Reste l’acteur souvent manquant : l’État. Le livre lui donne un rôle central, décisif : coordonner, anticiper, arbitrer, rendre lisibles des politiques aux effets différés. Les « Rebonds et explorations » qui ferment l’ouvrage interviennent en contrepoint. Ils rappellent à quel point la puissance publique est fragmentée, prise entre niveaux de décision européens et locaux, sous contrainte d’information imparfaite sur les publics, en concurrence avec le privé pour les compétences techniques et l’expertise scientifique, souvent en position asymétrique face aux industriels, et rarement récompensée par l’opinion pour des politiques dont les bénéfices n’apparaissent qu’à moyen terme. Le texte d’Adrien Zakartchouk, Mettre l’État au service de la coalition climat, dresse ce tableau en demi-teintes sans contester le rôle de l’État. Il le précise en indiquant ce que l’institution doit devenir pour être à la hauteur : mieux articulée, mieux formée et informée, plus lisible, plus capable d’orienter la commande publique vers la performance environnementale et sociale, plus attentive à la compréhension des usagers.

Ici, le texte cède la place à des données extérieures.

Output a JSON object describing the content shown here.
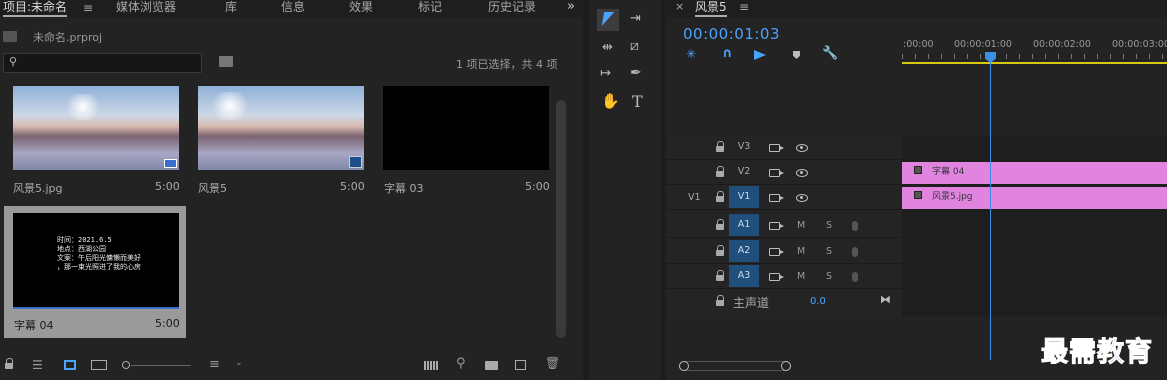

Fin de l’expansion : puissances, limites, souverainetés
La troisième et dernière partie élargit la focale au-delà des frontières : États-Unis, Chine, Pacte vert européen. La question commune est la suivante : qu’essaie-t-on de préserver en entrant dans l’âge des limites, et sous quelle forme de puissance veut-on vivre ? La politique climatique est aussi une politique industrielle et de souveraineté qui engage dépendances énergétiques et matérielles, choix des chaînes de valeur, protections promises aux populations pendant la transformation. La solidité d’une coalition se joue aussi là, dans la capacité des États à définir des horizons de long terme partagés et des protections crédibles pour accompagner la transition.
On referme le livre avec des définitions claires, une perspective historique longue, d'abondantes références bibliographiques, mais surtout avec une idée forte : plus qu’un slogan, La Coalition climat est une méthode politique. Sans majorité d’intérêts explicitement construite, la meilleure stratégie sera inefficace. Reste à savoir qui acceptera de porter ce travail patient, où et quand il commencera.